In Approach, we have servers (ya, rly!). From time to time I need to access them. Usually, I do this by connecting to our VPN. At times, however, that is not possible, like for instance when some overzealous firewall administrator has blocked outgoing PPTP. Then you might have the need for an alternate approach, like using an SSH tunnel (provided that the administrator didn’t block outgoing SSH as well…)
And yes, I am aware that there are plenty of guides how to setup an SSH tunnel with Putty, but I found that they are either 1) overly verbose, 2) not exactly describing my problem or 3) wrong.
The situation
- I want to access a Windows Server using Remote Desktop
- There is a Linux server running in the same network section. Mine is running Ubuntu, so all examples will be in Ubuntuish.
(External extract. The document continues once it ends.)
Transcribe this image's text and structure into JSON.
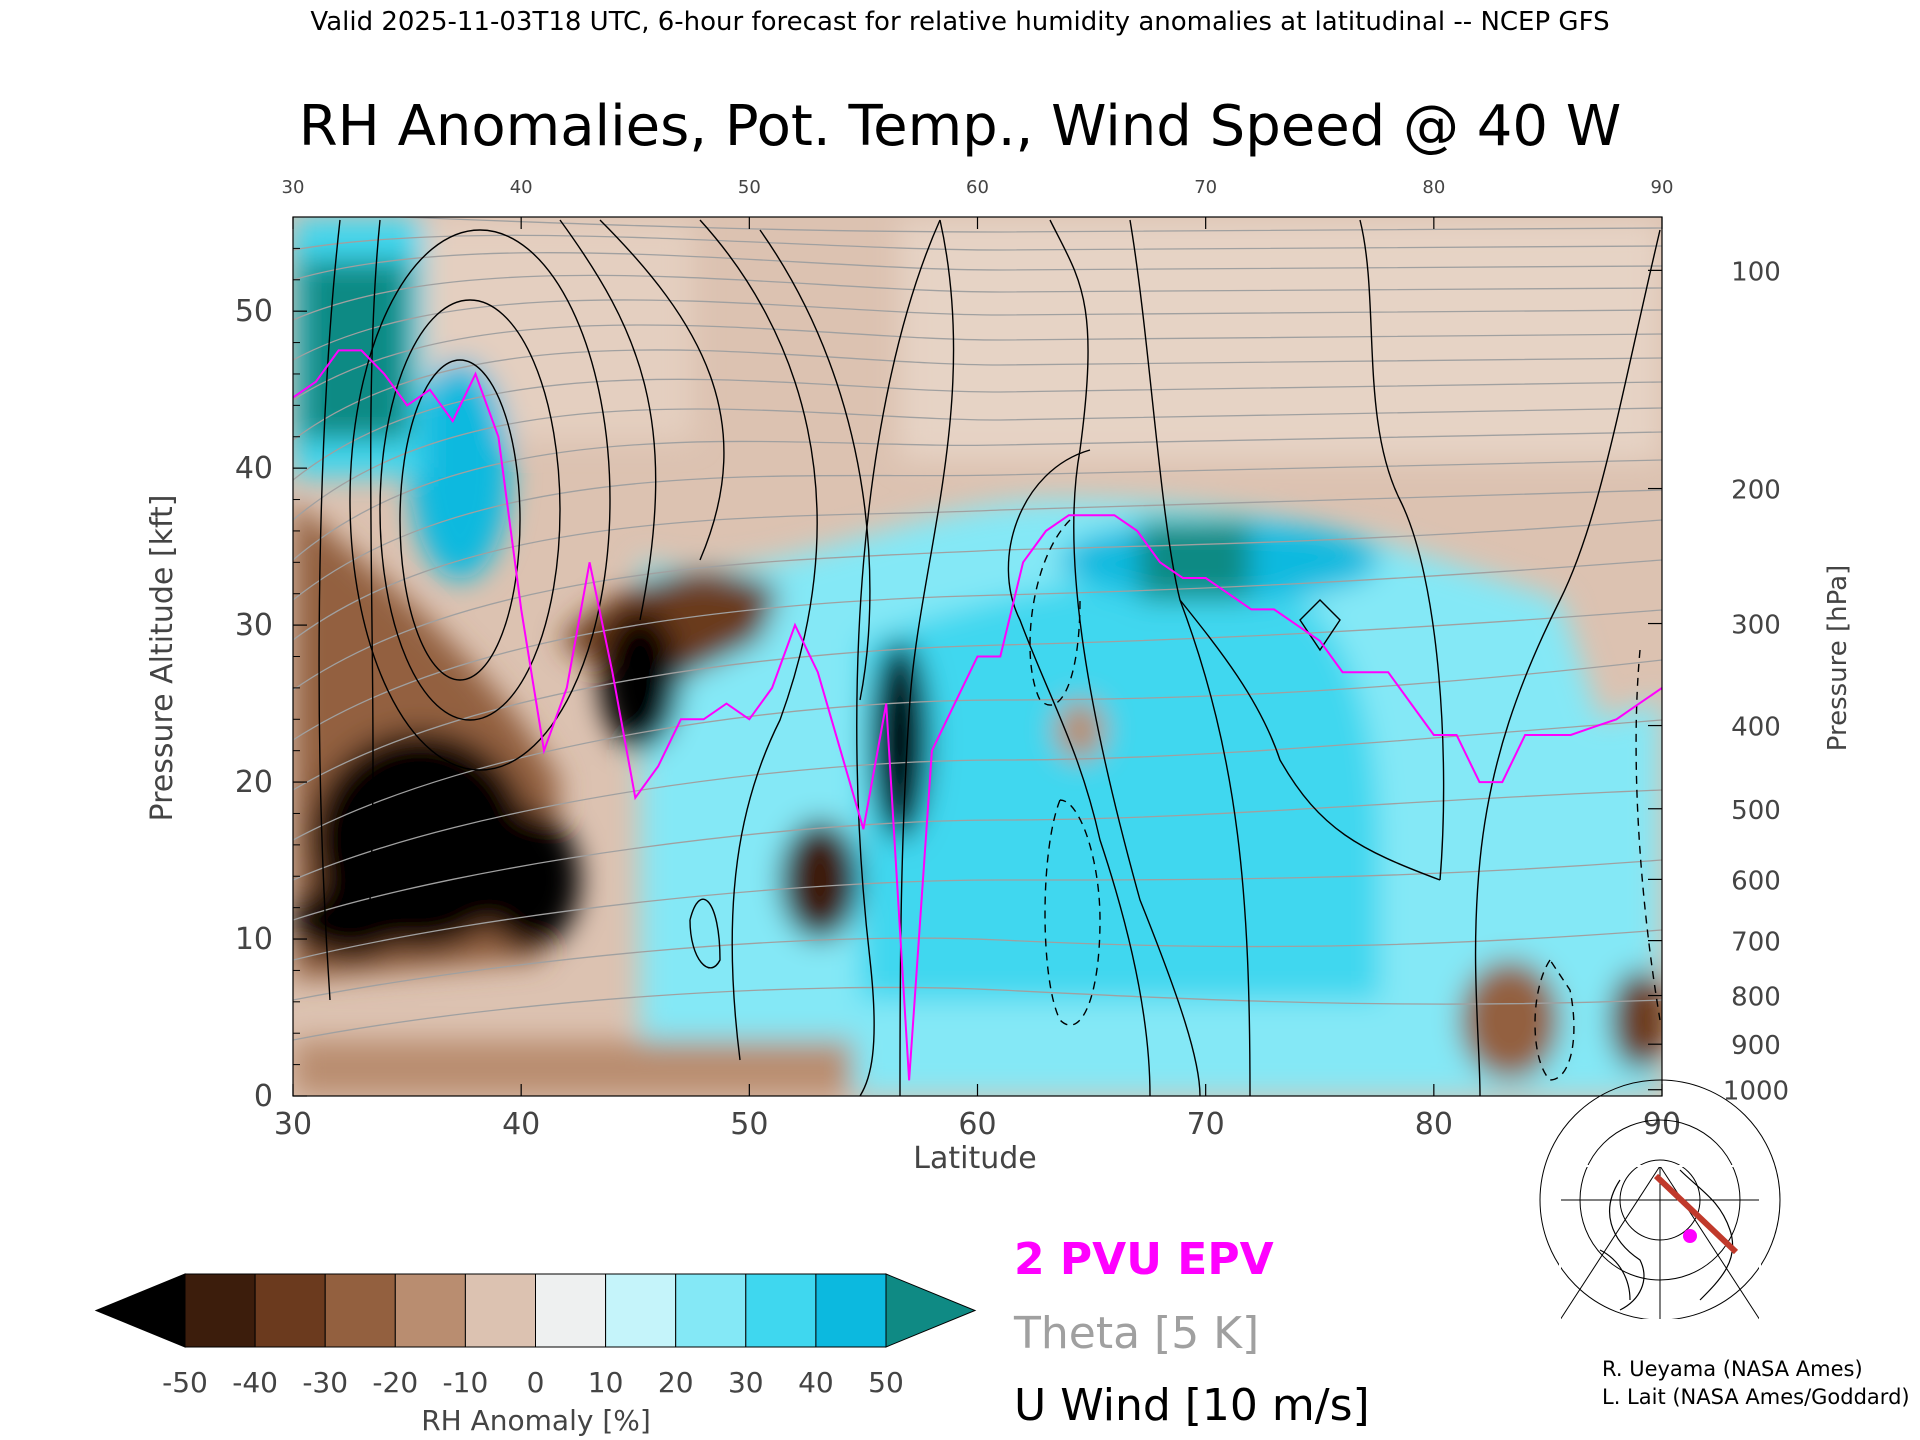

- I have a Windows 7 client machine, with the Putty ssh client
On the Linux server
- Make sure that SSH is installed (it probably is, otherwise, how do you access the server?). If not,
$ sudo apt-get install ssh
. - Edit /etc/ssh/sshd_config.
Check that it says AllowTcpForwarding yes somewhere. If not, add it. - Reload sshd.
$ sudo /etc/init.d/sshd reload
or$ sudo service ssh reload
depending on your Ubuntu version.
On the Windows client
- If you don’t have Putty yet, get it.
- Configure putty to connect to your Linux server using SSH 2.
- Under Connection – SSH – Tunnels, map a local port to remote desktop on your Windows server. Usually, the remote port is 3389. The local port can be anything, except 3389 or 3390, which won’t work*.
- Save the session and connect to your linux server. You need to log on, and keep the connection open.
- Open a remote desktop session to the source port on localhost.
- Profit.
* Because 3389 is probably already running a RDP server, and 3390 is blocked in Windows 7 for some reason.